A study that began as an investigation into the "utterly bizarre" way in which bedbugs reproduce has revealed they have existed for far longer than humans.
DNA samples from 30 species of bedbug revealed the insects had been around for at least 115 million years.
The blood-sucking parasites predate their earliest known hosts - bats - by more than 50 million years.
The surprising finding is published in the journal Current Biology.
Prof Mike Siva-Jothy, from the University of Sheffield's department of animal and plant sciences, who was part of the research team, said its initial investigation had been into what is known as "traumatic insemination".
Male bedbugs have a dagger-like penis, with which they stab the female to inseminate directly into her bloodstream.
"It's the reproductive version of peacock's tail - it's so extreme," said Prof Siva-Jothy.
"These animals are so strange - they don't do anything like any other animal does.

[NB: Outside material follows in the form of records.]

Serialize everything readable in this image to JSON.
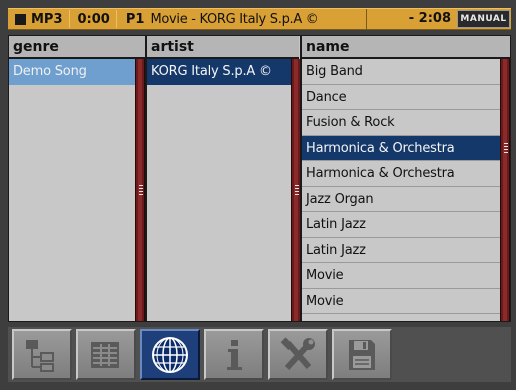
{
  "statusbar": {
    "format": "MP3",
    "time": "0:00",
    "slot": "P1",
    "song": "Movie - KORG Italy S.p.A ©",
    "remaining": "- 2:08",
    "mode_button": "MANUAL"
  },
  "columns": {
    "genre": {
      "header": "genre",
      "items": [
        "Demo Song"
      ],
      "selected_index": 0
    },
    "artist": {
      "header": "artist",
      "items": [
        "KORG Italy S.p.A ©"
      ],
      "selected_index": 0
    },
    "name": {
      "header": "name",
      "items": [
        "Big Band",
        "Dance",
        "Fusion & Rock",
        "Harmonica & Orchestra",
        "Harmonica & Orchestra",
        "Jazz Organ",
        "Latin Jazz",
        "Latin Jazz",
        "Movie",
        "Movie"
      ],
      "selected_index": 3
    }
  },
  "toolbar": {
    "buttons": [
      {
        "icon": "folder-tree-icon",
        "active": false
      },
      {
        "icon": "list-view-icon",
        "active": false
      },
      {
        "icon": "globe-icon",
        "active": true
      },
      {
        "icon": "info-icon",
        "active": false
      },
      {
        "icon": "tools-icon",
        "active": false
      },
      {
        "icon": "save-disk-icon",
        "active": false
      }
    ]
  },
  "colors": {
    "status_bar": "#d9a035",
    "selection_light": "#6f9fcf",
    "selection_dark": "#15386a",
    "scrollbar": "#6a1a1a",
    "active_button": "#1f3f7a"
  }
}
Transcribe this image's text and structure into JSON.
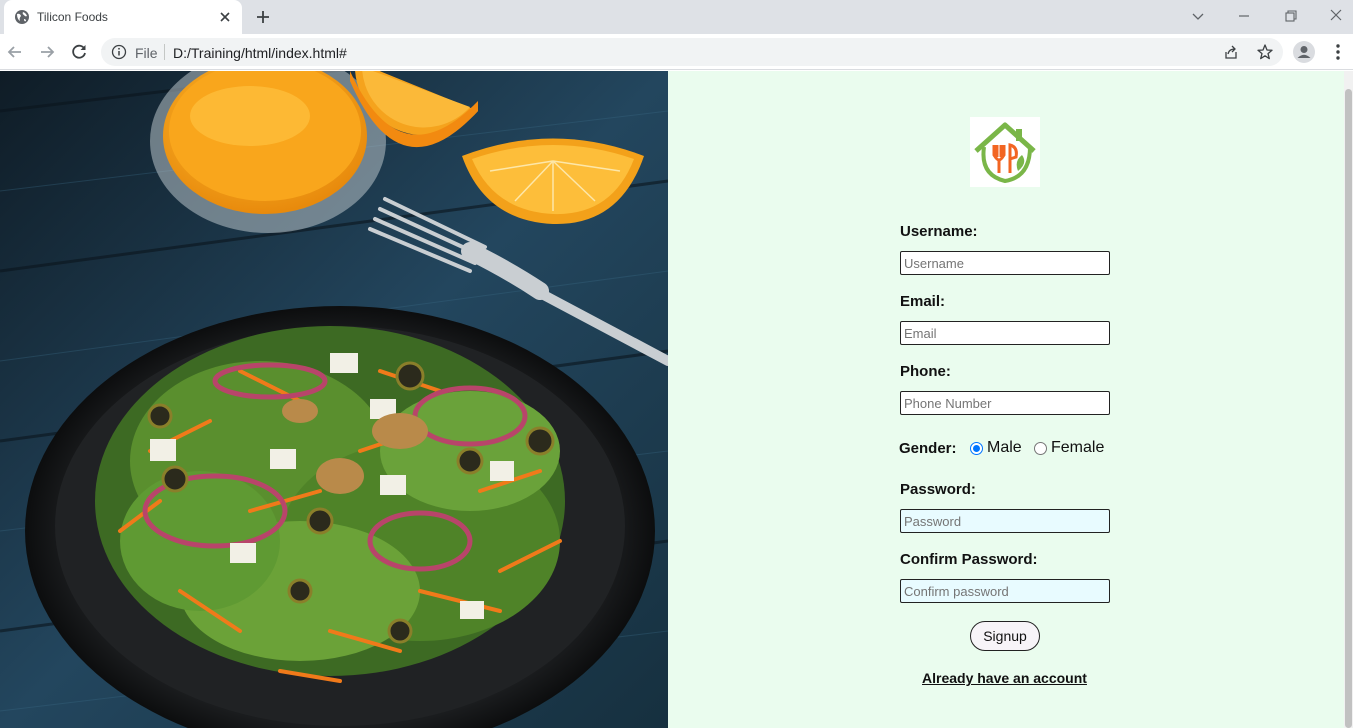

"It took 15 people 15 years to gather all the genetic samples, because these creatures are so cryptic."
Bed bug facts:
Most species the researcher sought out were hidden away in remote caves, where they feed on their bat hosts.
But once the team had samples from enough different species, they were able to build their genetic bedbug timeline - mutations that occur spontaneously in the creatures' genetic code act like a molecular clock, allowing the scientists to trace the bugs' evolution back through millions of years.
Dr Steffen Roth, from the University Museum Bergen, in Norway, who led the study, said: "The first big surprise we found was that bedbugs are much older than bats, which everyone assumed to be their first host.
"Although, we don't yet know what their host was at the time when T. rex walked the Earth."
Prof Siva-Jothy added that the bedbugs' biological "Achilles heel" could be hidden in their genetic code - particularly in the parts of the genome that were unique to the two species that fed on humans.
"These findings will help us better understand how bedbugs evolved the traits that make them effective pests," he said.
"That will also help us find new ways of controlling them."